Wallraf-Richartz-Museum Schaulust trifft Entdeckergeist

Köln · Über seine Rolle als Waffenfabrikant und -exporteur kann man streiten, über die Qualität seiner Kunstsammlung nicht: Emil Bührle (1890-1956), eidgenössischer Industrieller deutscher Herkunft, trug eine der wertvollsten Privatkollektionen überhaupt zusammen.

 Cézannes "Knabe mit der roten Weste" und Gauguins "Bretonischer Junge" treffen sich in einer glanzvollen Schau.

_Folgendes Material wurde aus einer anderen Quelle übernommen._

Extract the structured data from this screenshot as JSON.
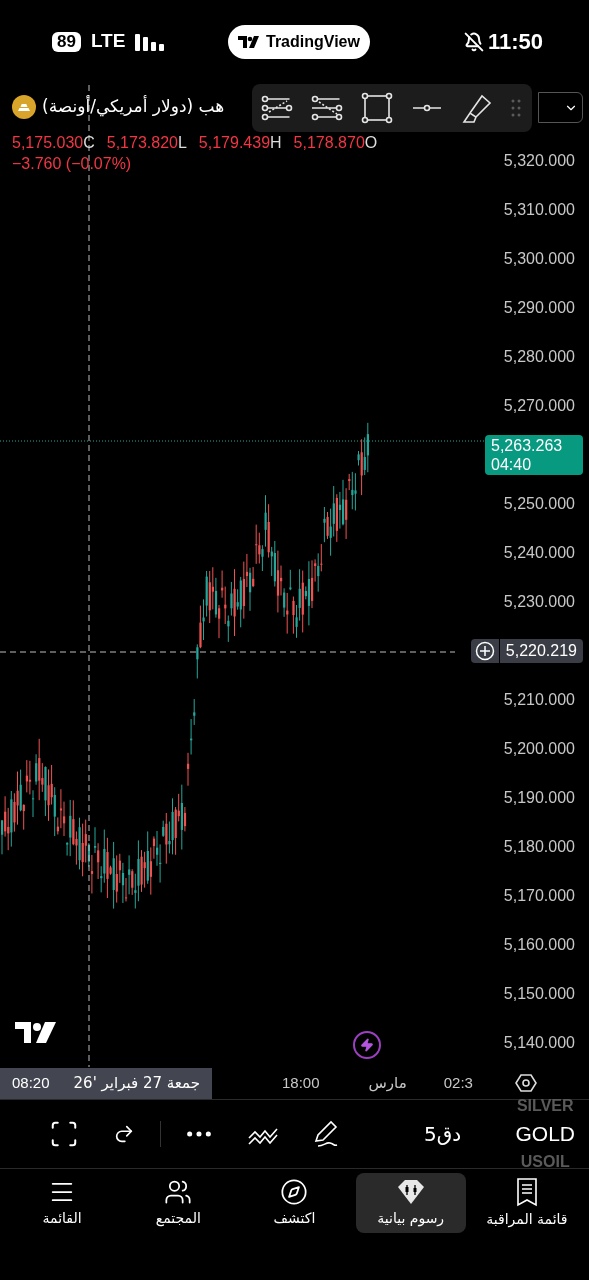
{
  "status_bar": {
    "battery": "89",
    "network": "LTE",
    "app_pill": "TradingView",
    "time": "11:50"
  },
  "symbol": {
    "title": "هب (دولار أمريكي/أونصة)",
    "ohlc": [
      "5,175.030C",
      "5,173.820L",
      "5,179.439H",
      "5,178.870O"
    ],
    "change": "−3.760 (−0.07%)"
  },
  "price_axis": [
    {
      "kind": "tick",
      "text": "5,320.000"
    },
    {
      "kind": "tick",
      "text": "5,310.000"
    },
    {
      "kind": "tick",
      "text": "5,300.000"
    },
    {
      "kind": "tick",
      "text": "5,290.000"
    },
    {
      "kind": "tick",
      "text": "5,280.000"
    },
    {
      "kind": "tick",
      "text": "5,270.000"
    },
    {
      "kind": "last_price",
      "text": "5,263.263",
      "countdown": "04:40"
    },
    {
      "kind": "tick",
      "text": "5,250.000"
    },
    {
      "kind": "tick",
      "text": "5,240.000"
    },
    {
      "kind": "tick",
      "text": "5,230.000"
    },
    {
      "kind": "crosshair",
      "text": "5,220.219"
    },
    {
      "kind": "tick",
      "text": "5,210.000"
    },
    {
      "kind": "tick",
      "text": "5,200.000"
    },
    {
      "kind": "tick",
      "text": "5,190.000"
    },
    {
      "kind": "tick",
      "text": "5,180.000"
    },
    {
      "kind": "tick",
      "text": "5,170.000"
    },
    {
      "kind": "tick",
      "text": "5,160.000"
    },
    {
      "kind": "tick",
      "text": "5,150.000"
    },
    {
      "kind": "tick",
      "text": "5,140.000"
    }
  ],
  "time_axis": {
    "crosshair_date": "جمعة 27 فبراير '26",
    "crosshair_time": "08:20",
    "labels": [
      "18:00",
      "مارس",
      "02:3"
    ]
  },
  "toolbar": {
    "interval": "5دق",
    "symbols": [
      {
        "label": "SILVER",
        "selected": false
      },
      {
        "label": "GOLD",
        "selected": true
      },
      {
        "label": "USOIL",
        "selected": false
      }
    ]
  },
  "nav": [
    {
      "label": "قائمة المراقبة",
      "selected": false
    },
    {
      "label": "رسوم بيانية",
      "selected": true
    },
    {
      "label": "اكتشف",
      "selected": false
    },
    {
      "label": "المجتمع",
      "selected": false
    },
    {
      "label": "القائمة",
      "selected": false
    }
  ]
}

Cézannes "Knabe mit der roten Weste" und Gauguins "Bretonischer Junge" treffen sich in einer glanzvollen Schau.

Foto: Slg. Bührle/RBA

Bührles Augenmerk reichte von der Gotik bis zum Kubismus, doch vor allem sein Schwerpunkt macht ihn für Köln interessant: "Monets Zauber hat mich nie losgelassen, Cézanne, Degas, Manet, Renoir wollte ich in meinem Umkreis an meinen Wänden haben", gestand Bührle. Einige dieser Werke von Weltrang werden nun ab 23. September 2016 für gut vier Monate die Wände des Wallraf zieren, das sie mit den eigenen Kostbarkeiten konfrontiert.

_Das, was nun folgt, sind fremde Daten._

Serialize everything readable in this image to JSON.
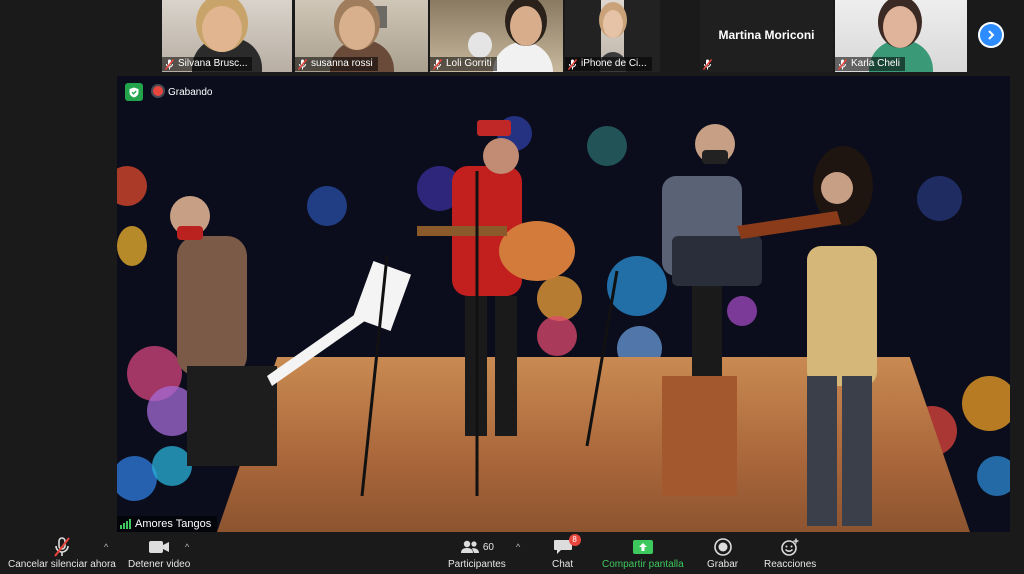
{
  "participants": [
    {
      "name": "Silvana Brusc...",
      "muted": true
    },
    {
      "name": "susanna rossi",
      "muted": true
    },
    {
      "name": "Loli Gorriti",
      "muted": true
    },
    {
      "name": "iPhone de Ci...",
      "muted": true
    },
    {
      "name": "Martina Moriconi",
      "muted": true,
      "video": false
    },
    {
      "name": "Karla Cheli",
      "muted": true
    }
  ],
  "main_video": {
    "recording_label": "Grabando",
    "speaker_name": "Amores Tangos"
  },
  "toolbar": {
    "unmute_label": "Cancelar silenciar ahora",
    "video_label": "Detener video",
    "participants_label": "Participantes",
    "participants_count": "60",
    "chat_label": "Chat",
    "chat_badge": "8",
    "share_label": "Compartir pantalla",
    "record_label": "Grabar",
    "reactions_label": "Reacciones"
  },
  "colors": {
    "background": "#1a1a1a",
    "accent_blue": "#2d8cff",
    "share_green": "#3ec95e",
    "recording_red": "#e8453c",
    "badge_red": "#e8453c"
  },
  "icons": [
    "mic-muted-icon",
    "video-camera-icon",
    "participants-icon",
    "chat-icon",
    "share-screen-icon",
    "record-icon",
    "reactions-icon",
    "shield-icon",
    "chevron-right-icon"
  ]
}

Partnerschaft der Konkurrenten

"Von Dürer bis van Gogh - Sammlung Bührle trifft Wallraf" heißt dieser Höhepunkt des nächsten Ausstellungsjahrs. Pikante Fußnote: In den 50er Jahren konkurrierten Bührle und die Wallraf-Einkäufer oft um dieselben Werke, nun treten insgesamt 70 Arbeiten in Dialog. Mit von der noblen Kunstpartie sind etwa Dürer, Cuyp, Canaletto, Delacroix, Pissarro, Gauguin, van Gogh und Picasso.

Museumsleiter Marcus Dekiert nutzt damit ein günstiges Zeitfenster: Bis Mai 2015 waren die rund 200 in eine Stiftung überführten Bührle-Schätze in einer Villa neben seinem Wohnhaus zu sehen, und erst ab 2020 ist das Konvolut in einem Erweiterungsbau des Kunsthauses Zürich wieder öffentlich zugänglich.

Die erste Sonderschau 2016 macht "Ein vergessenes Meisterwerk" dingfest. Ab 18. März wird das "Antwerpener Altarbild der Kölner Kreuzbrüder" so weit wie möglich rekonstruiert. Das 1520 vom Kölner Orden an den Rhein geholte, kunstvoll geschnitzte und bemalte Retabel von Leben und Leiden Christi wurde 1802 im Zug der Säkularisation zerlegt und in Einzelteilen verkauft.

Das Wallraf erstellt nach ausgiebiger Forschung nun ein gigantisches Puzzle, wobei Originalteile neben Stellvertreterfotos verschollener Fragmente treten. Derart spannende Kunstgeschichte verspricht auch die im nächsten Frühjahr ausgerufene "Republik der Kinder". Hier werden barocke Meisterwerke (etwa von Rembrandt) nicht nur für die kleinen Besucher tiefer gehängt, sondern durch Bilder junger Künstler zwischen acht und zwölf Jahren ergänzt, die sich von den Vorbildern inspirieren lassen.

Die zweite Sammlungspräsentation zeigt "Im Labor des Museums" neben einem als Fälschung entlarvten Monet auch jene Infrarot- und Röntgenaufnahmen, mit denen man die Echtheit von Kunst beurteilen kann.

Vier Mal steht das sonst lichtscheue Graphische Kabinett im Blickpunkt. Am spektakulärsten ab 18. Februar 2106 mit "Palmyra - Was bleibt?" Gezeigt werden mehr als 30 Zeichnungen des französischen Künstlers, Archäologen und Architekten Louis-François Cassas, der 1785 in nur zwei Monaten die einstige Schönheit der antiken Stätten im heute kriegsgeschundenen Syrien festhielt. Sind diese Arbeiten ohnehin von hohem ästhetischen Wert, so werden sie wegen der aktuellen Zerstörung der verbliebenen Tempelruinen durch die IS-Barbaren zu einem einmaligen Zeugnis des verlorenen Kulturerbes.